Une vérité arrachée par le courage
Tout bascule en février 2024, quand la belle-fille, alors adolescente, brise le mur du silence. À 11 ans, elle subissait les caresses de son beau-père dans sa chambre, avec des questions obscènes sur son “plaisir”. De 2015 à 2018, les agressions se multiplient, profitant des absences de sa mère. “Elle s’est tue pour ne pas détruire la famille”, plaide son avocate. Son témoignage libère les autres voix : les quatre enfants, âgés de 4 à 14 ans à l’époque des faits, décrivent un cauchemar similaire. Douches imposées avec leur père, attouchements sur le sexe, les seins, les fesses – parfois sous les vêtements. Une fillette interdite de culotte la nuit. Un garçonnet dont le père glisse la main dans son pyjama, sous les yeux de la grand-mère.
Un déni qui défie l’entendement
À la barre, l’accusé, menuisier sans casier gagnant 1 600 euros par mois, s’enferme dans un déni glaçant. “Une machination”, assène-t-il, face aux récits concordants de ses cinq enfants.

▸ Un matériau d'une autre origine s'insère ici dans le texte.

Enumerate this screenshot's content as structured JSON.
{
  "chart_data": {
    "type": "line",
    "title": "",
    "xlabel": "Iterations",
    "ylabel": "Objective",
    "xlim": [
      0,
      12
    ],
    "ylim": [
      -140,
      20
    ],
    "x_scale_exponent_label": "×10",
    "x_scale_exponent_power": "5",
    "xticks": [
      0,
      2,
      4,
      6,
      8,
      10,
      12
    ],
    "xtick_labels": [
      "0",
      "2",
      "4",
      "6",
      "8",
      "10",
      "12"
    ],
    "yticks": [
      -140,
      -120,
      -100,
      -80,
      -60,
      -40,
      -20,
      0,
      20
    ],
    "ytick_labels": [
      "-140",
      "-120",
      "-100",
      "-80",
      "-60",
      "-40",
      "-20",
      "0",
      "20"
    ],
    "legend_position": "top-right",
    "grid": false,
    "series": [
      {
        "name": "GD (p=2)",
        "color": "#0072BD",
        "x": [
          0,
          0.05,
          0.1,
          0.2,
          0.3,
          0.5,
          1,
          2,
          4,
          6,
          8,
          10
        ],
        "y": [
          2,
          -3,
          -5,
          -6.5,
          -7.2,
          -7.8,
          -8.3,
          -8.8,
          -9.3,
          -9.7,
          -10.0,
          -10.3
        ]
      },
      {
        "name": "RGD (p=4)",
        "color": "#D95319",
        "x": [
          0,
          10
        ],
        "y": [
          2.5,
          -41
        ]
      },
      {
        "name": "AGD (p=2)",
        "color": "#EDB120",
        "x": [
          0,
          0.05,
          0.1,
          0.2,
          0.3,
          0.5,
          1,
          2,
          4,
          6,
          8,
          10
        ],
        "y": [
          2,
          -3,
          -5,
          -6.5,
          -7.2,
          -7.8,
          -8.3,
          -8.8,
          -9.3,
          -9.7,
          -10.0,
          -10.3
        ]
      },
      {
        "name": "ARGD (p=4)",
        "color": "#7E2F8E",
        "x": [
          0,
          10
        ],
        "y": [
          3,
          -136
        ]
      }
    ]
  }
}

Il esquive la scène où la grand-mère l’a surpris, main dans le pyjama de son fils : “C’était pour le porter.” Les expertises psychologiques dressent le portrait d’un homme “autocentré”, incapable de voir ses enfants comme des victimes. À la question “Mentent-ils tous ?”, il répond oui, sans ciller. Une vague excuse – “Si j’ai eu des gestes déplacés, je m’excuse” – sonne comme une insulte. Après délibération, le verdict tombe : deux ans de prison avec sursis, interdiction de contact avec les victimes pendant trois ans, 1 500 euros par enfant et 500 euros à l’ex-compagne pour préjudice moral. Les victimes, marquées par des “troubles anxieux profonds”, restent aux côtés de leur mère et de Tiwi, la chienne assistante judiciaire, face à une justice qui semble bien clémente.